Plank 90×2

A few weeks ago, I read an article in Runner’s World about planking twice a day at work.  The author, Leah Wynalek, made the effort to do just that for 90 seconds each time.  Within a month, she said, she noticed the benefits.

Testing out my plank strength at home – just to make sure I could do this.

I was hooked.  Finding 90 seconds in my work day is totally doable.  What I wasn’t sure about was whether I could actually hold a plank for more than a minute.  I could last year, but I’ve been slacking off in the core department all fall.  I felt I could probably hold a plank for 60 seconds; 90 seconds would be a challenge, and that is exactly what I needed: a challenge.

To hold myself more accountable, I enlisted the help of some FB friends.  “Who wants to join me?” I asked.  Surprisingly, I have many who did, and many of those friends work at my school.  Two of them are Amanda, who works two doors down the hall, and Christina who teaches in the classroom next to mine.

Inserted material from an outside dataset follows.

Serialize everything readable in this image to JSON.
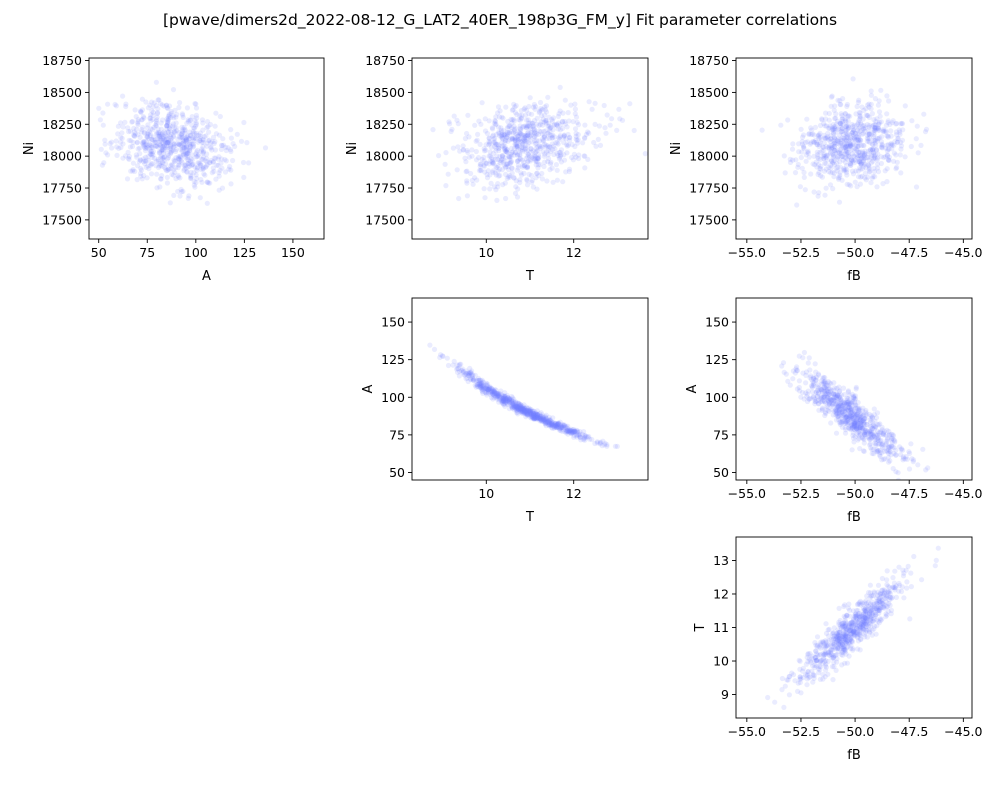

We’re all at different levels in our planking, but we are all committed to the challenge.  Christina planked for the first time ever last Monday morning and, while she isn’t holding one for 90 seconds, each plank is a little longer than the one before.  Amanda is focussed on her health in general so the Plank90x2 Challenge is just one more way for her to improve her overall fitness.  Me, I’m hoping to keep up with this until June when school lets out for the summer, and I have challenged myself to do a 5 minute plank by then.   So every day, we try to connect for a few minutes so that we can plank together or time each other.  And if we end up being alone, we seek and find someone else who can watch and time us so that we can say “I did it” and not feel guilty for missing out at the end of the day.

Throughout the week, I have had other friends post their plank pictures on IG, message me that they are happily planking and send me plank-related articles and posters.   If you want to join the fun, use #plank90x2 so that we can find you.

Surprisingly, I am already feeling a difference.  My abs feel tight – or maybe they’re just sore – from the planking I did last week.  Whatever it is, though, it’s good and it has me dropping back down into a plank for more.